7ª Tive contacto com Fuzos, Páras e Comandos. Devo dizer que fiquei sempre com muito boa impressão dos Pára-Quedistas, salvo erro, do BCP 31 da Beira. Eram impecáveis no trato e muito competentes. Houve uma altura em que eles ficaram estacionados durante muito tempo na picada Moatize-Zobué e nós faziamos os possíveis para pernoitarmos no acampamento deles, pois sabíamos que íamos ser bem recebidos, com comida quente, bebidas e uma bela lerpa. Eram os nossos preferidos.
Eu pessoalmente, tive contactos com os Fuzos do destacamento de Tete, porque a partir de certa altura, passámos a ter um destacamento no aldeamento do Sungo, na margem do Zambeze, e na época das chuvas era impossível reabastecer o destacamento por terra, só o podíamos fazer de heli ou por lancha da marinha, descendo o Zambeze. Devo dizer que as duas descidas que fiz, foram as viagens mais incríveis que fiz em toda a minha vida.
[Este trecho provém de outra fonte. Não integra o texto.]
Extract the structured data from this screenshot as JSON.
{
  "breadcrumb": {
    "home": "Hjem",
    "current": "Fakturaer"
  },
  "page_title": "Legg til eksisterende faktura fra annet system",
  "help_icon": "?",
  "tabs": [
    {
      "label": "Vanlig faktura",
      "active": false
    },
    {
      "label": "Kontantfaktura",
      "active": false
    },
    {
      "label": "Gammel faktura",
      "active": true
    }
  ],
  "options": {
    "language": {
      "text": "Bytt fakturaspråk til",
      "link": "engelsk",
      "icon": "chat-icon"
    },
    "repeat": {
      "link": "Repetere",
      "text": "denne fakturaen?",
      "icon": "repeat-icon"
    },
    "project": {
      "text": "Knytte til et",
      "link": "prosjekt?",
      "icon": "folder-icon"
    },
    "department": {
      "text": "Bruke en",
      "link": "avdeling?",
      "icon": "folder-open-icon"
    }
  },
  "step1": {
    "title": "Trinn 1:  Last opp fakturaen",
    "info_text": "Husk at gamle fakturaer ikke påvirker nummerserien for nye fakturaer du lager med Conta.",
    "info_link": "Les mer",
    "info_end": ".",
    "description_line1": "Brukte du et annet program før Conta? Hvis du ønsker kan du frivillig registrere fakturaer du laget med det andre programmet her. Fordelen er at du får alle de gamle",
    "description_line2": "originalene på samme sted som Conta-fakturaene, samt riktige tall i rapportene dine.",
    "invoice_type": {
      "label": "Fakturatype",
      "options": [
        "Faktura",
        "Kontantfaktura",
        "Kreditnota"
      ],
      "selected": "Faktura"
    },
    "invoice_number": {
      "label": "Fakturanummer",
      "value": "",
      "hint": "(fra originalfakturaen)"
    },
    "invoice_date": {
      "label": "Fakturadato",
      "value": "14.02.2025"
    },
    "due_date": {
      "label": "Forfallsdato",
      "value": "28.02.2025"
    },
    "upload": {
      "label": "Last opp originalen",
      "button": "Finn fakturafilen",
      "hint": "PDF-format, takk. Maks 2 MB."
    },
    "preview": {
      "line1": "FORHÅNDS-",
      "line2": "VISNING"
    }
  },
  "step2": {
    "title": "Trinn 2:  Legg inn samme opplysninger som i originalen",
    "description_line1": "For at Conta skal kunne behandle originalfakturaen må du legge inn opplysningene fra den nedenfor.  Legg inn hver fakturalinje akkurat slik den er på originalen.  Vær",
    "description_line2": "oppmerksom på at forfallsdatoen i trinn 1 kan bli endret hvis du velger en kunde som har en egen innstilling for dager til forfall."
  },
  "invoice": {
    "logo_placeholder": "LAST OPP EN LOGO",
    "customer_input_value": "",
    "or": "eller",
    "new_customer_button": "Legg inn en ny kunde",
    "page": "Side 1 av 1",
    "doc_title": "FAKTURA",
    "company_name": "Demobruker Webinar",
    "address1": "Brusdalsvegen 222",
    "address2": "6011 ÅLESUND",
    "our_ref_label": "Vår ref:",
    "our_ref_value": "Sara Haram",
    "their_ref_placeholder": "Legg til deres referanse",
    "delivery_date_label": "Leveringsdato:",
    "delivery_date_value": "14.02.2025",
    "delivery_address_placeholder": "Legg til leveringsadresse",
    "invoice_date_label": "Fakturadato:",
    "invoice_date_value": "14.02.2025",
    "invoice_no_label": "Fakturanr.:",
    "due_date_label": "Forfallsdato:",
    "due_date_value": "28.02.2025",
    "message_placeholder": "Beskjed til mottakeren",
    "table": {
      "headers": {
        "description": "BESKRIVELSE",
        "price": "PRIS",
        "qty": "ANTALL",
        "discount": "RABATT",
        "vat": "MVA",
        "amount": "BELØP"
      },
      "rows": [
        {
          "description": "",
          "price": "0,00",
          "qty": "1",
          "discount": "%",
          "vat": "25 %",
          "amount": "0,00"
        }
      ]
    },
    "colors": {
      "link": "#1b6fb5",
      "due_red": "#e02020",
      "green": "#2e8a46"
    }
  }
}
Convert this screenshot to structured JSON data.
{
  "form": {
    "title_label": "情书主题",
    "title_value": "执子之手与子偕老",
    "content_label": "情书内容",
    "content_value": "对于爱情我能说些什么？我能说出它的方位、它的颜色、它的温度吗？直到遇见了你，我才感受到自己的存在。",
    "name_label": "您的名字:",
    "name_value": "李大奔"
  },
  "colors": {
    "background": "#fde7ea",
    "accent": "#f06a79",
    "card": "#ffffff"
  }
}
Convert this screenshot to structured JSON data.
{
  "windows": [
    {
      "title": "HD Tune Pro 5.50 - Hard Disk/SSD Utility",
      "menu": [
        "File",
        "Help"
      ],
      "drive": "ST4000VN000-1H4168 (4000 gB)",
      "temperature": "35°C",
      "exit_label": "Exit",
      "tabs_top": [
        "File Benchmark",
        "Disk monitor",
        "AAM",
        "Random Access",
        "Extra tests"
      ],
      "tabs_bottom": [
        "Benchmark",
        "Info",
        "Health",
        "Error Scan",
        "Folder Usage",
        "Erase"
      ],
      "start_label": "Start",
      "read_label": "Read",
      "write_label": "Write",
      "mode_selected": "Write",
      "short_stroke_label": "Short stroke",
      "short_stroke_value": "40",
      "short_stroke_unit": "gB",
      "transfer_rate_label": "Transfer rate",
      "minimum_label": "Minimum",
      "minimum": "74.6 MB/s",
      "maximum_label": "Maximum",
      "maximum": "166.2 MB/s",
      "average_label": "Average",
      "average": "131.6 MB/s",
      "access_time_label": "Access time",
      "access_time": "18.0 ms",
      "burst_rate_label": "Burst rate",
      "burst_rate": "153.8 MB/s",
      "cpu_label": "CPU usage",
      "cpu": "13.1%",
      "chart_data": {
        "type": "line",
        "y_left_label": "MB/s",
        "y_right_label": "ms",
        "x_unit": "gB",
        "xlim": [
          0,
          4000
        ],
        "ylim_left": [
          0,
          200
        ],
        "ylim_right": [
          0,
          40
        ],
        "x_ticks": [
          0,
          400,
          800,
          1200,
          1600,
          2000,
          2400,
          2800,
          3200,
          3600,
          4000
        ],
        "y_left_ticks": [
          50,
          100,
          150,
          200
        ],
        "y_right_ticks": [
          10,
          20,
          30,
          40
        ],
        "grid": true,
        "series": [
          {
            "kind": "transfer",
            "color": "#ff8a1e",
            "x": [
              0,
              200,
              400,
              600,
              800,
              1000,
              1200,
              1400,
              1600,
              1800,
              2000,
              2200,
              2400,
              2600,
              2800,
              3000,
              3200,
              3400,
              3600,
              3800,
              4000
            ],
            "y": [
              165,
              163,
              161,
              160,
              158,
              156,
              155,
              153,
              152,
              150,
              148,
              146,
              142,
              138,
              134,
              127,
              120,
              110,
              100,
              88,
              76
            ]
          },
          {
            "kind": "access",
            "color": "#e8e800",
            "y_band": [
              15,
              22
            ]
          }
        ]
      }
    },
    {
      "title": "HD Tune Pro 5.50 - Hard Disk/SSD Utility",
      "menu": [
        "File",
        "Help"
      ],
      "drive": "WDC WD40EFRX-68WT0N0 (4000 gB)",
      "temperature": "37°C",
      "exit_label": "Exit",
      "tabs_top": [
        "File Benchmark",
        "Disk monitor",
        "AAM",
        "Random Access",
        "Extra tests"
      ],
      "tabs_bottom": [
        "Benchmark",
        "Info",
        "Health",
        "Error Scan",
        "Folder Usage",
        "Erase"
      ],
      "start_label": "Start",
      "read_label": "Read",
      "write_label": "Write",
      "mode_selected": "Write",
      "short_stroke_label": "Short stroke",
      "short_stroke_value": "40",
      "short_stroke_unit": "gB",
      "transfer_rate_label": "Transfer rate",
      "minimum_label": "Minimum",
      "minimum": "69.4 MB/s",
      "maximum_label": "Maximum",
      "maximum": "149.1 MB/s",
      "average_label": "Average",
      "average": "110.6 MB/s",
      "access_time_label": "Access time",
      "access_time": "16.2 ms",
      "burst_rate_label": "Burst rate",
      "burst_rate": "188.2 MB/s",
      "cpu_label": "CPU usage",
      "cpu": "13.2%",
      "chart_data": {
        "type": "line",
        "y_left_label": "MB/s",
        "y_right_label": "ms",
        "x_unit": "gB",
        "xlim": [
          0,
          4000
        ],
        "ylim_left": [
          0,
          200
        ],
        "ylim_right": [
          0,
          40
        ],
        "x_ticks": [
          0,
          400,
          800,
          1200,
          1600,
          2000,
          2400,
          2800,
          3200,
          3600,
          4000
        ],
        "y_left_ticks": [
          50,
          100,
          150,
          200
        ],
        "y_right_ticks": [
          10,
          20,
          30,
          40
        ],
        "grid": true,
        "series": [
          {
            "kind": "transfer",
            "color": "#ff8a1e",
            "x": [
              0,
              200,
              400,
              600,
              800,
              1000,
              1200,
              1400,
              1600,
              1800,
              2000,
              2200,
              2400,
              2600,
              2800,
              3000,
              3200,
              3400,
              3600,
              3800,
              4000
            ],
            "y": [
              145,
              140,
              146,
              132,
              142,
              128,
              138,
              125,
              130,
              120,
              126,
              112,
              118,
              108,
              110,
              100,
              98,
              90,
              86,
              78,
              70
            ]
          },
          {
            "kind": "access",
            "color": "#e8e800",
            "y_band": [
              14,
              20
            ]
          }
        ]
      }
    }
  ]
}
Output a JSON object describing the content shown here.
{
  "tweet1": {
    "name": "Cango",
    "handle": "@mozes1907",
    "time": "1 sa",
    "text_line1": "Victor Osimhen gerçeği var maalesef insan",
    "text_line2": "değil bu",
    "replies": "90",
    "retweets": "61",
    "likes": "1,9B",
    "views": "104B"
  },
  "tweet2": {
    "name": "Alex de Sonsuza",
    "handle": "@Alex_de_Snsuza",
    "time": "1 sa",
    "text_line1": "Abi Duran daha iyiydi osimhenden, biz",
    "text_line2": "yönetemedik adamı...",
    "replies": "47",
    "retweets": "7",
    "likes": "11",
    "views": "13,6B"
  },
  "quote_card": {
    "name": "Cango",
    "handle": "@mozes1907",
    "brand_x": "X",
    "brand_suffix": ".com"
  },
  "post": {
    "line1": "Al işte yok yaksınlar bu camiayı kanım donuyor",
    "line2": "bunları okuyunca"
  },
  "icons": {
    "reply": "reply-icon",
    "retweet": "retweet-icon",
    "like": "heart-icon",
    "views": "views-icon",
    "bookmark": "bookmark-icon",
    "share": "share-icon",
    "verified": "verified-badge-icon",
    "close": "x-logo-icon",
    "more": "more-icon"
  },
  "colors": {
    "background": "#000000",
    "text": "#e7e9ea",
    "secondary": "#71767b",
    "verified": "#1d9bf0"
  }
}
Só graças ao alto profissionalismos dos tripulantes da lancha (era uma lancha de desembarque das mais pequenas, talvez uma LDM) era possível navegar no rio. Havia zonas em que o fundo da lancha batia no chão, noutras tinha que ser puchada à mão com cordas, das margens. Incrível.
Quanto aos comandos, os contactos que tivemos foi com só com companhias de Moçambique, de Monte Buez, e eram um bando de desordeiros, indisciplinados que chegaram inclusivamente a urinar e defecar na piscina, em frente a toda a gente. Operacionalmente não fizeram nada. Eles e os pára eram o 8 e o 80. Na altura dizia-se que os comandos da metrópole eram completamente diferentes, mas isso eu não posso testemunhar pois não tive contactos com eles.